When one of the investments returns only 2%, this is a downside surprise, and when it returns 20% we have an upside surprise. Investments A and B always have upside surprises together and downside surprises together. Investments A and C have surprises in the same direction half the time, and A and D always have surprises in opposite directions.

So, correlation has nothing directly to do with whether investments go up or down; it has to do with whether they tend to have surprises in the same direction. If an investment has an expected return of -10% and one year it returns -5%, this is an upside surprise. If another investment has an expected return of 10% and returns 5% one year, this is a downside surprise. Correlation measures the extent to which two investments tend to have surprises in the same direction.

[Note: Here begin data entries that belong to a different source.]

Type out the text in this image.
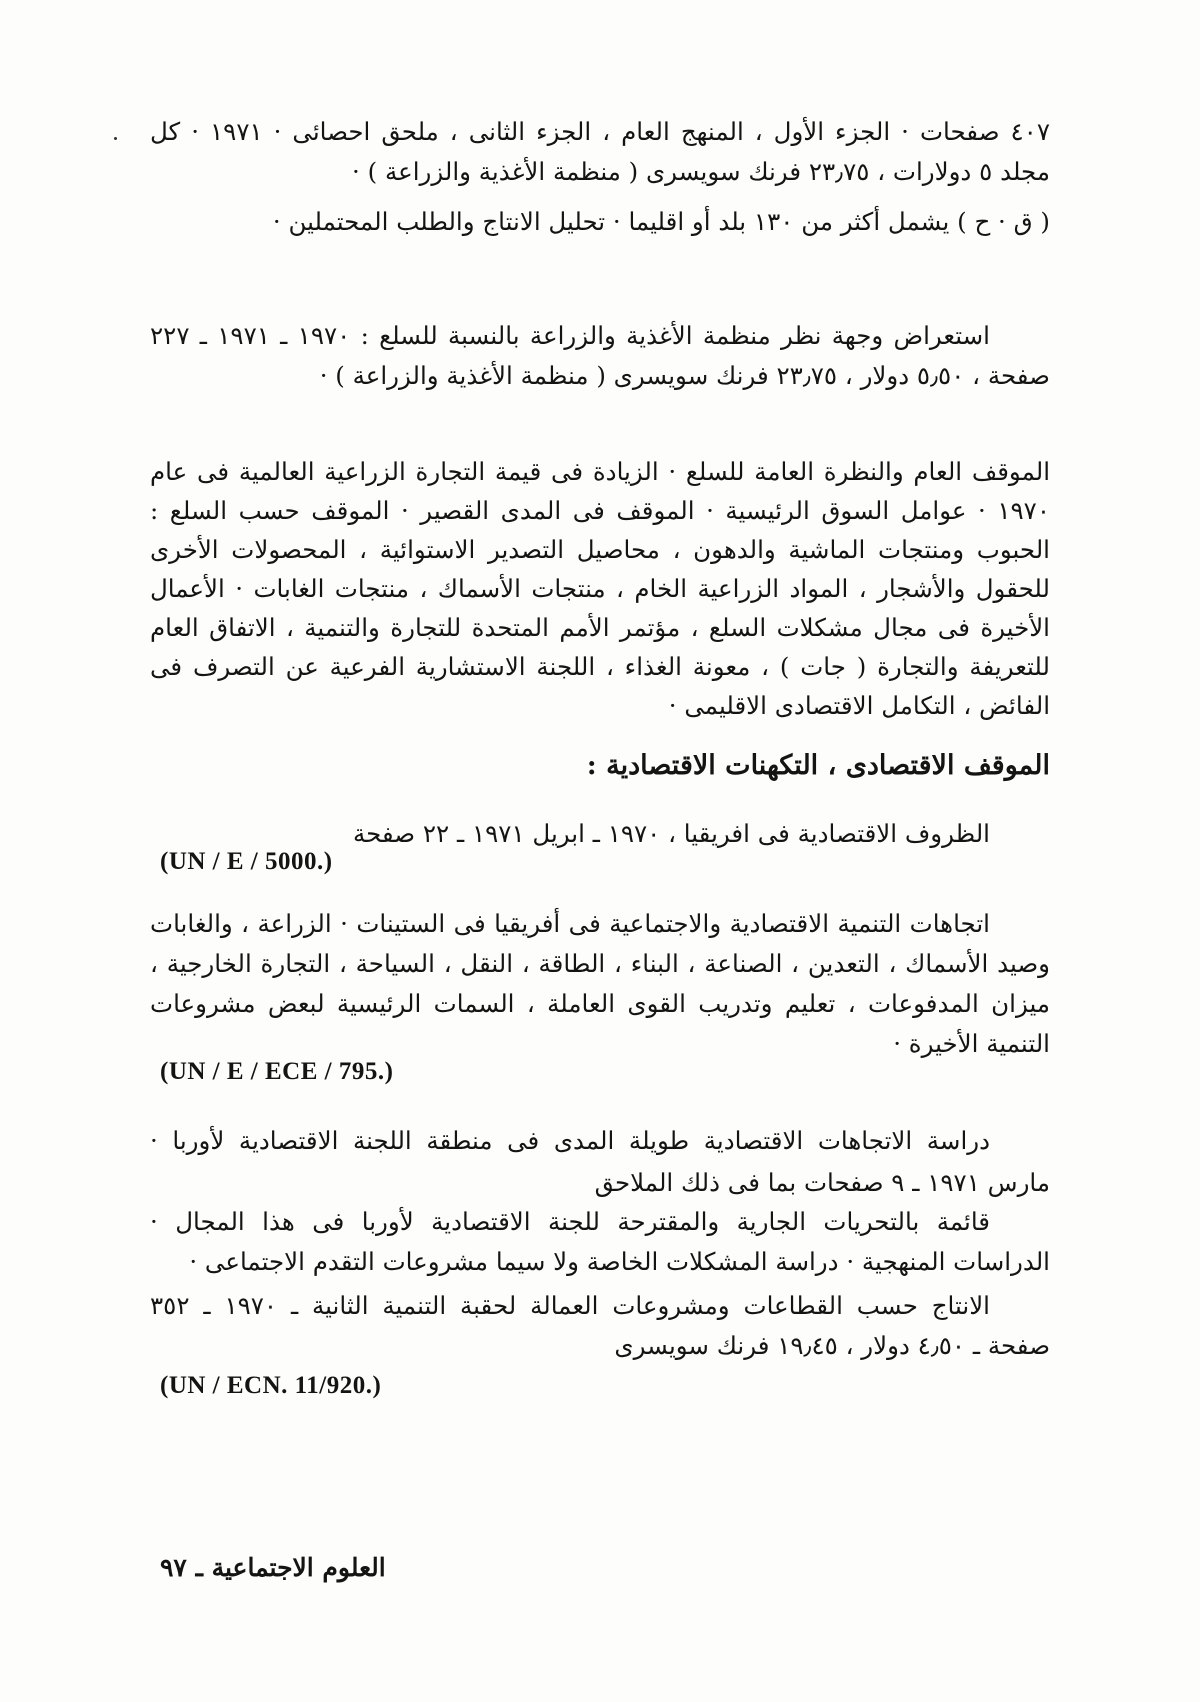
٤٠٧ صفحات · الجزء الأول ، المنهج العام ، الجزء الثانى ، ملحق احصائى · ١٩٧١ · كل مجلد ٥ دولارات ، ٢٣٫٧٥ فرنك سويسرى ( منظمة الأغذية والزراعة ) ·

( ق · ح ) يشمل أكثر من ١٣٠ بلد أو اقليما · تحليل الانتاج والطلب المحتملين ·

استعراض وجهة نظر منظمة الأغذية والزراعة بالنسبة للسلع : ١٩٧٠ ـ ١٩٧١ ـ ٢٢٧ صفحة ، ٥٫٥٠ دولار ، ٢٣٫٧٥ فرنك سويسرى ( منظمة الأغذية والزراعة ) ·

الموقف العام والنظرة العامة للسلع · الزيادة فى قيمة التجارة الزراعية العالمية فى عام ١٩٧٠ · عوامل السوق الرئيسية · الموقف فى المدى القصير · الموقف حسب السلع : الحبوب ومنتجات الماشية والدهون ، محاصيل التصدير الاستوائية ، المحصولات الأخرى للحقول والأشجار ، المواد الزراعية الخام ، منتجات الأسماك ، منتجات الغابات · الأعمال الأخيرة فى مجال مشكلات السلع ، مؤتمر الأمم المتحدة للتجارة والتنمية ، الاتفاق العام للتعريفة والتجارة ( جات ) ، معونة الغذاء ، اللجنة الاستشارية الفرعية عن التصرف فى الفائض ، التكامل الاقتصادى الاقليمى ·

الموقف الاقتصادى ، التكهنات الاقتصادية :

الظروف الاقتصادية فى افريقيا ، ١٩٧٠ ـ ابريل ١٩٧١ ـ ٢٢ صفحة

(UN / E / 5000.)

اتجاهات التنمية الاقتصادية والاجتماعية فى أفريقيا فى الستينات · الزراعة ، والغابات وصيد الأسماك ، التعدين ، الصناعة ، البناء ، الطاقة ، النقل ، السياحة ، التجارة الخارجية ، ميزان المدفوعات ، تعليم وتدريب القوى العاملة ، السمات الرئيسية لبعض مشروعات التنمية الأخيرة ·

(UN / E / ECE / 795.)

دراسة الاتجاهات الاقتصادية طويلة المدى فى منطقة اللجنة الاقتصادية لأوربا · مارس ١٩٧١ ـ ٩ صفحات بما فى ذلك الملاحق

قائمة بالتحريات الجارية والمقترحة للجنة الاقتصادية لأوربا فى هذا المجال · الدراسات المنهجية · دراسة المشكلات الخاصة ولا سيما مشروعات التقدم الاجتماعى ·

الانتاج حسب القطاعات ومشروعات العمالة لحقبة التنمية الثانية ـ ١٩٧٠ ـ ٣٥٢ صفحة ـ ٤٫٥٠ دولار ، ١٩٫٤٥ فرنك سويسرى

(UN / ECN. 11/920.)
العلوم الاجتماعية ـ ٩٧
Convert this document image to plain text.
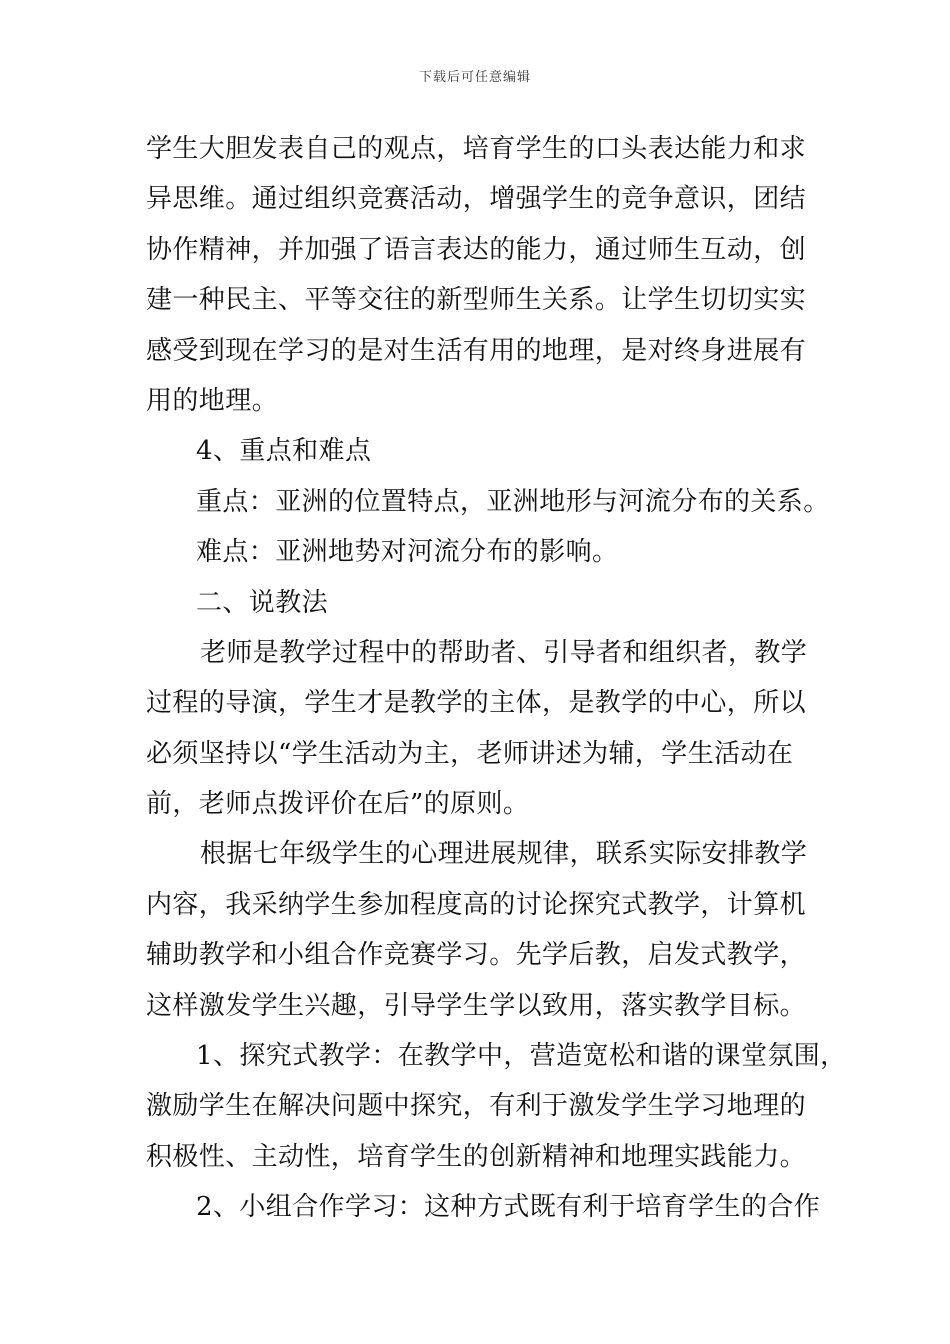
下载后可任意编辑
学生大胆发表自己的观点，培育学生的口头表达能力和求
异思维。通过组织竞赛活动，增强学生的竞争意识，团结
协作精神，并加强了语言表达的能力，通过师生互动，创
建一种民主、平等交往的新型师生关系。让学生切切实实
感受到现在学习的是对生活有用的地理，是对终身进展有
用的地理。
4、重点和难点
重点：亚洲的位置特点，亚洲地形与河流分布的关系。
难点：亚洲地势对河流分布的影响。
二、说教法
老师是教学过程中的帮助者、引导者和组织者，教学
过程的导演，学生才是教学的主体，是教学的中心，所以
必须坚持以“学生活动为主，老师讲述为辅，学生活动在
前，老师点拨评价在后”的原则。
根据七年级学生的心理进展规律，联系实际安排教学
内容，我采纳学生参加程度高的讨论探究式教学，计算机
辅助教学和小组合作竞赛学习。先学后教，启发式教学，
这样激发学生兴趣，引导学生学以致用，落实教学目标。
1、探究式教学：在教学中，营造宽松和谐的课堂氛围，
激励学生在解决问题中探究，有利于激发学生学习地理的
积极性、主动性，培育学生的创新精神和地理实践能力。
2、小组合作学习：这种方式既有利于培育学生的合作
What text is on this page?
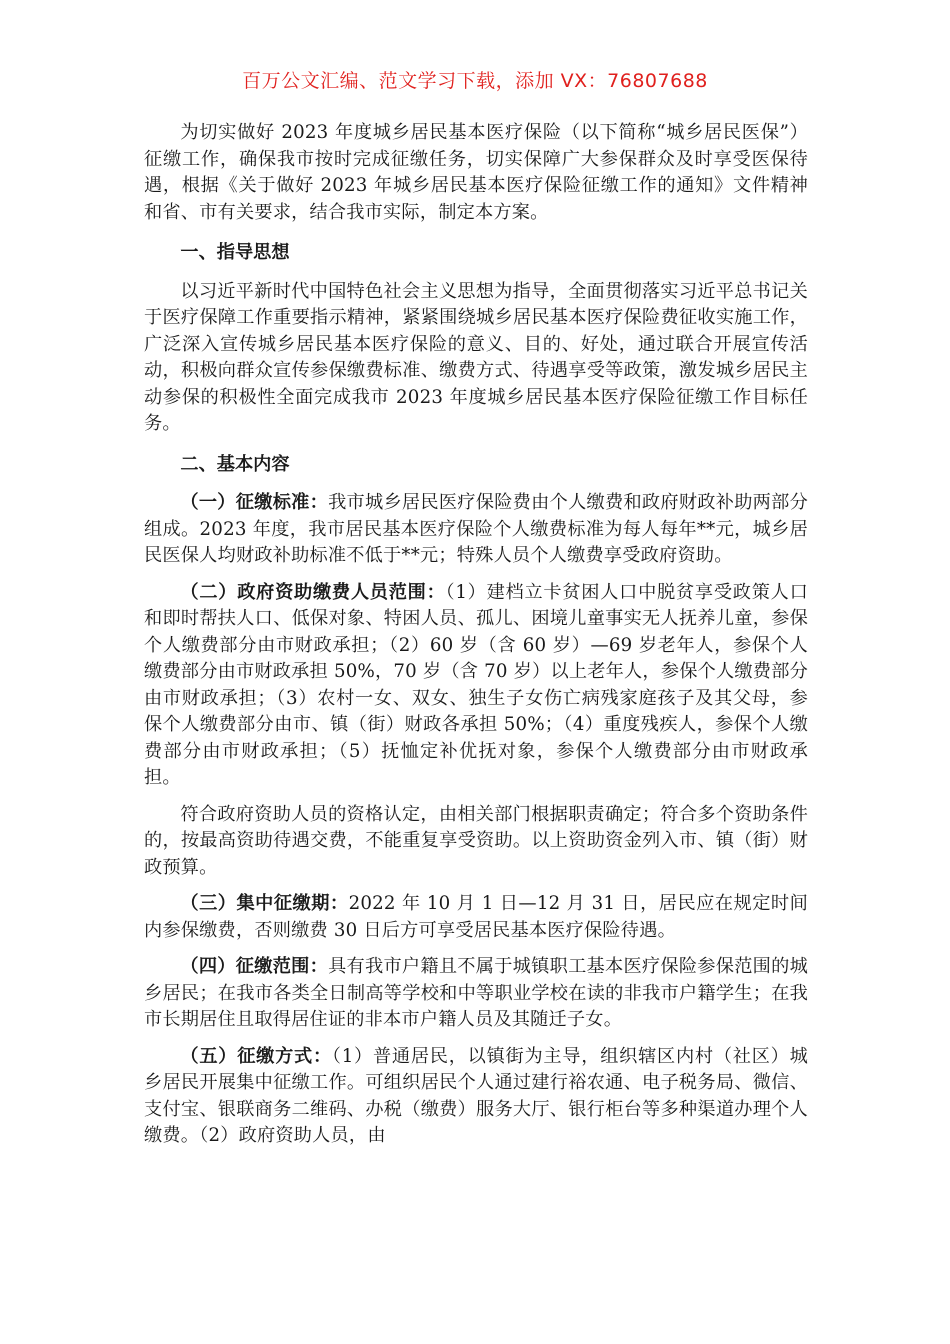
百万公文汇编、范文学习下载，添加 VX：76807688

为切实做好 2023 年度城乡居民基本医疗保险（以下简称“城乡居民医保”）征缴工作，确保我市按时完成征缴任务，切实保障广大参保群众及时享受医保待遇，根据《关于做好 2023 年城乡居民基本医疗保险征缴工作的通知》文件精神和省、市有关要求，结合我市实际，制定本方案。

一、指导思想

以习近平新时代中国特色社会主义思想为指导，全面贯彻落实习近平总书记关于医疗保障工作重要指示精神，紧紧围绕城乡居民基本医疗保险费征收实施工作，广泛深入宣传城乡居民基本医疗保险的意义、目的、好处，通过联合开展宣传活动，积极向群众宣传参保缴费标准、缴费方式、待遇享受等政策，激发城乡居民主动参保的积极性全面完成我市 2023 年度城乡居民基本医疗保险征缴工作目标任务。

二、基本内容

（一）征缴标准：我市城乡居民医疗保险费由个人缴费和政府财政补助两部分组成。2023 年度，我市居民基本医疗保险个人缴费标准为每人每年**元，城乡居民医保人均财政补助标准不低于**元；特殊人员个人缴费享受政府资助。

（二）政府资助缴费人员范围：（1）建档立卡贫困人口中脱贫享受政策人口和即时帮扶人口、低保对象、特困人员、孤儿、困境儿童事实无人抚养儿童，参保个人缴费部分由市财政承担；（2）60 岁（含 60 岁）—69 岁老年人，参保个人缴费部分由市财政承担 50%，70 岁（含 70 岁）以上老年人，参保个人缴费部分由市财政承担；（3）农村一女、双女、独生子女伤亡病残家庭孩子及其父母，参保个人缴费部分由市、镇（街）财政各承担 50%；（4）重度残疾人，参保个人缴费部分由市财政承担；（5）抚恤定补优抚对象，参保个人缴费部分由市财政承担。

符合政府资助人员的资格认定，由相关部门根据职责确定；符合多个资助条件的，按最高资助待遇交费，不能重复享受资助。以上资助资金列入市、镇（街）财政预算。

（三）集中征缴期：2022 年 10 月 1 日—12 月 31 日，居民应在规定时间内参保缴费，否则缴费 30 日后方可享受居民基本医疗保险待遇。

（四）征缴范围：具有我市户籍且不属于城镇职工基本医疗保险参保范围的城乡居民；在我市各类全日制高等学校和中等职业学校在读的非我市户籍学生；在我市长期居住且取得居住证的非本市户籍人员及其随迁子女。

（五）征缴方式：（1）普通居民，以镇街为主导，组织辖区内村（社区）城乡居民开展集中征缴工作。可组织居民个人通过建行裕农通、电子税务局、微信、支付宝、银联商务二维码、办税（缴费）服务大厅、银行柜台等多种渠道办理个人缴费。（2）政府资助人员，由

  1. An interesting bit you touched on was that perfect negative correlation increased expected returns. I don't understand the math that led to a 10.63% return intuitively, so I'll trust you on that. Can you explain why this is true without using the calculation? Seems like a 50/50 chance of either 2 or 20 would lead to an average compounded return of 11.00%.

  2. @Gene: Consider what happens after two years. With the negatively-correlated A and D you would get 11% each year which compounds to 23.21%. With just A on its own the "average case" in the compound sense occurs when you get one year of 2% and one year of 20%, which compounds out to only 22.4%. The 10.63% comes from finding the one-year return that compounds to 22.4% after 2 years.

  3. Thanks for that. Does it follow that the less a portfolio's annual returns fluctuate, the higher the compounding will be? That didn't seem intuitive to me, but I suppose it makes sense.

    I just tried a more drastic example including a negative return, and it was even more exaggerated. Something to make me think.

  4. @Gene: If two portfolios have the same average yearly returns, then the more volatile one will have a lower average compound return. By "average return" I mean just adding up the percentages and dividing by the number of years. By "average compound return", I mean compounding out all the returns and taking the n-th root, where n is the number of years.

  5. Do you put any credence in risk-adjusted return? Seems that accepting lower returns by mixing in a few GICs might alleviate some of the penalty of lower compounding we see in highly volatile portfolios.

    I'd rather be 100% stocks personally, since mixing in GICs will reduce volatility, but also returns (probably) over the long term.

  6. @Gene: The value of risk-adjusted returns depends on how you do the adjusting. The CAPM way is to make investing at the risk-free rate the same as investing in a stock index. This type of risk-free rate is used as a way to measure whether your portfolio is on the efficient frontier. But this has little to do with an investor's risk tolderance. The way that I do risk-adjusted returns for myself is based on maximizing the compound return of my portfolio with the added consideration of avoiding big blowups (black swan events) to the extent that I can. Morningstar have their own version of risk-adjusted returns that is roughly 3 times more punitive to the level of volatility than my approach is. Morningstar claim that their method best matches investor feelings, but I'm not overly concerned about emotional responses from the typical investor in choosing my own portfolio.

  7. I agree with your assessment of Morningstar's focus of investor feelings. I'm not quite as well-versed in math as you, but I do prefer a lumpy 15% to a smooth 10%, to paraphrase Buffett. Feelings are very unreliable, given that we feel pain in loss at double the rate of pleasure derived from gains.

    I'm at a point where a 7% decline in one day feels horrible, but I also realize I'm being irrational and I don't make any sudden portfolio changes. Our feelings are less powerful if we detach ourselves from them, trying to inject some rationality.

    Thanks again for taking the time to discuss this with me.